Лепет этот меня раздражает. Но Аарона Марковича я все-таки попрошу о помощи.
— Кто к нему заходил?
— Кто? — она эхом повторяет мой вопрос. А Вильгельм хмурится лишь сильнее. Диттер же крепче сжимает меня, а я не против, я не буду вырываться. И даже голову на плечо пристрою, пусть это трижды неуместно, зато мне хорошо. А остальные — в бездну.
— Я и спрашиваю кто? — я поморщилась.
Я принесла с собой не только холод иномирья, но и отчетливый запах разложения. Этак к вечеру от тела вовсе ничего не останется.
— Н-не знаю…
— А что знаешь?
— Ничего не знаю, — в тусклых глазах плеснул гнев. И исчез.
— Я… виновата… но он… он… — и вновь слезы потекли.
Он был форменным ублюдком, дорогой мой дядюшка, и этого не отнять. И скучать я по нему не стану, что совершенно точно. Однако… уж больно удачно он преставился. А с другой стороны, до чего удобная фигура на роль злодея. И если я права…
— У… у него в кабинете бумаги, — несчастная красавица прекратила всхлипывать и прижала ручки к груди. До чего трогательное зрелище, и трогает, что характерно, не меня одну. — Мне туда было нельзя…
И робко так поинтересовалась:
— Наверное, надо вызвать кого-то…
— Надо, — не стал разочаровывать Вильгельм. И нос рукавом вытер. Платки закончились? Надо будет подарить, а то весь нос растер до красноты. — Вызовем…
Кажется, девица ждала чего-то другого, если вновь пустила слезы…

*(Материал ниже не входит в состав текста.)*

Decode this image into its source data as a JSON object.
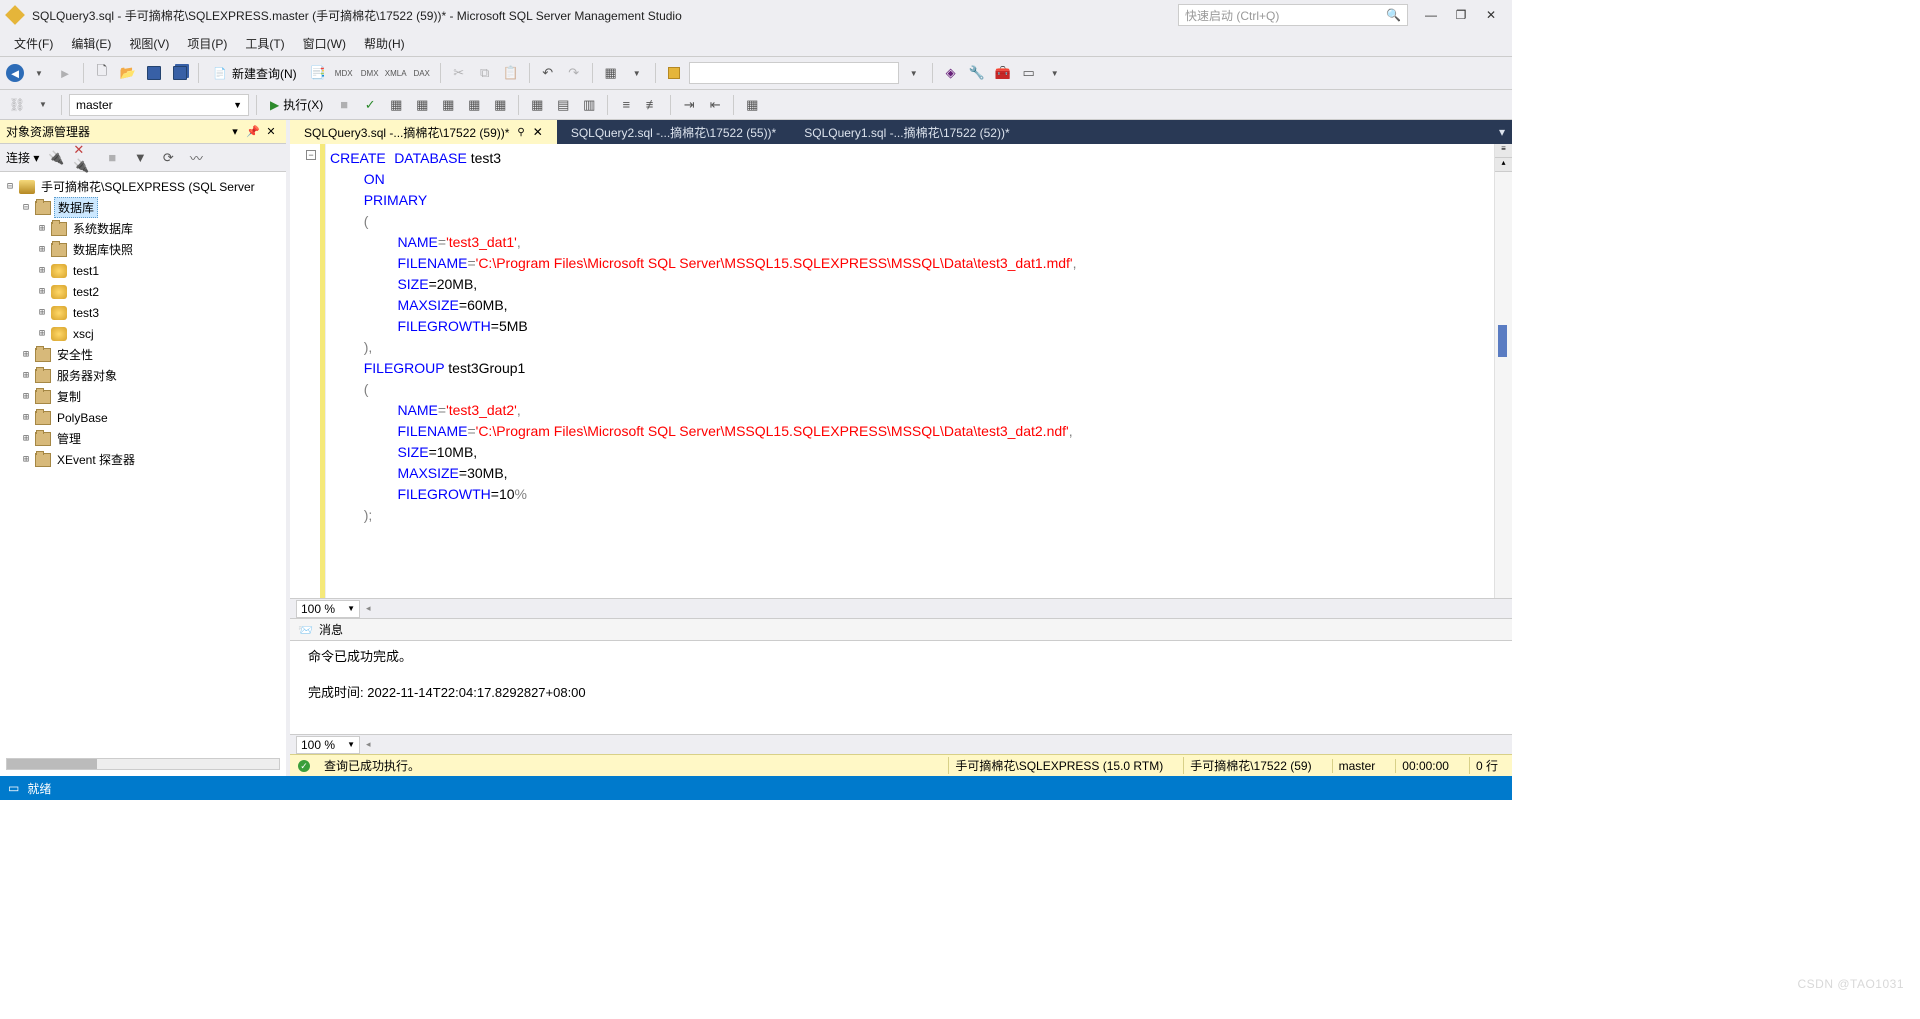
{
  "title_bar": {
    "title": "SQLQuery3.sql - 手可摘棉花\\SQLEXPRESS.master (手可摘棉花\\17522 (59))* - Microsoft SQL Server Management Studio",
    "quick_launch_placeholder": "快速启动 (Ctrl+Q)"
  },
  "menu": {
    "file": "文件(F)",
    "edit": "编辑(E)",
    "view": "视图(V)",
    "project": "项目(P)",
    "tools": "工具(T)",
    "window": "窗口(W)",
    "help": "帮助(H)"
  },
  "toolbar": {
    "new_query": "新建查询(N)",
    "db_selected": "master",
    "execute": "执行(X)"
  },
  "object_explorer": {
    "title": "对象资源管理器",
    "connect_label": "连接 ▾",
    "server": "手可摘棉花\\SQLEXPRESS (SQL Server",
    "databases": "数据库",
    "system_databases": "系统数据库",
    "db_snapshots": "数据库快照",
    "db_test1": "test1",
    "db_test2": "test2",
    "db_test3": "test3",
    "db_xscj": "xscj",
    "security": "安全性",
    "server_objects": "服务器对象",
    "replication": "复制",
    "polybase": "PolyBase",
    "management": "管理",
    "xevent": "XEvent 探查器"
  },
  "tabs": {
    "tab1": "SQLQuery3.sql -...摘棉花\\17522 (59))*",
    "tab2": "SQLQuery2.sql -...摘棉花\\17522 (55))*",
    "tab3": "SQLQuery1.sql -...摘棉花\\17522 (52))*"
  },
  "code": {
    "l1_kw1": "CREATE",
    "l1_kw2": "DATABASE",
    "l1_id": " test3",
    "l2_kw": "ON",
    "l3_kw": "PRIMARY",
    "l4": "(",
    "l5_kw": "NAME",
    "l5_eq": "=",
    "l5_str": "'test3_dat1'",
    "l5_comma": ",",
    "l6_kw": "FILENAME",
    "l6_eq": "=",
    "l6_str": "'C:\\Program Files\\Microsoft SQL Server\\MSSQL15.SQLEXPRESS\\MSSQL\\Data\\test3_dat1.mdf'",
    "l6_comma": ",",
    "l7_kw": "SIZE",
    "l7_rest": "=20MB,",
    "l8_kw": "MAXSIZE",
    "l8_rest": "=60MB,",
    "l9_kw": "FILEGROWTH",
    "l9_rest": "=5MB",
    "l10": "),",
    "l11_kw": "FILEGROUP",
    "l11_id": " test3Group1",
    "l12": "(",
    "l13_kw": "NAME",
    "l13_eq": "=",
    "l13_str": "'test3_dat2'",
    "l13_comma": ",",
    "l14_kw": "FILENAME",
    "l14_eq": "=",
    "l14_str": "'C:\\Program Files\\Microsoft SQL Server\\MSSQL15.SQLEXPRESS\\MSSQL\\Data\\test3_dat2.ndf'",
    "l14_comma": ",",
    "l15_kw": "SIZE",
    "l15_rest": "=10MB,",
    "l16_kw": "MAXSIZE",
    "l16_rest": "=30MB,",
    "l17_kw": "FILEGROWTH",
    "l17_rest": "=10",
    "l17_pct": "%",
    "l18": ");"
  },
  "zoom": {
    "value": "100 %"
  },
  "messages": {
    "tab_label": "消息",
    "line1": "命令已成功完成。",
    "line2": "完成时间: 2022-11-14T22:04:17.8292827+08:00"
  },
  "status": {
    "exec_label": "查询已成功执行。",
    "server": "手可摘棉花\\SQLEXPRESS (15.0 RTM)",
    "user": "手可摘棉花\\17522 (59)",
    "db": "master",
    "time": "00:00:00",
    "rows": "0 行"
  },
  "bottom": {
    "ready": "就绪"
  },
  "watermark": "CSDN @TAO1031"
}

Гертруда. Труда, Труда… почему именно сейчас… нож в спальне? Кровью там пахнет, застарелой, но… дядюшка при всей своей извращенности довольно практичен. И да, не сомневаюсь, что с него станется жену молодую резать удовольствия ради, но делать это не на самом дешевом белье…
Кровь отстирывается погано.
Скорее уж, полагаю, в доме отыщется подвал для особых утех оборудованный…
— Тоже ей не веришь, дорогая племянница? — Дядюшка Фердинанд ухватил меня под руку, и это тоже было своевременно, потому как вдруг выяснилось, что ноги меня держат, но и только. Я почти повисла между ним и Диттером.
— Девушка не лжет, — заметил мой дознаватель.
— Но и правды всей не говорит. — Я старалась держаться гордо, но это давалось нелегко. — Он дерьмом был… не сомневаюсь, что в кабинете мы найдем все доказательства вины…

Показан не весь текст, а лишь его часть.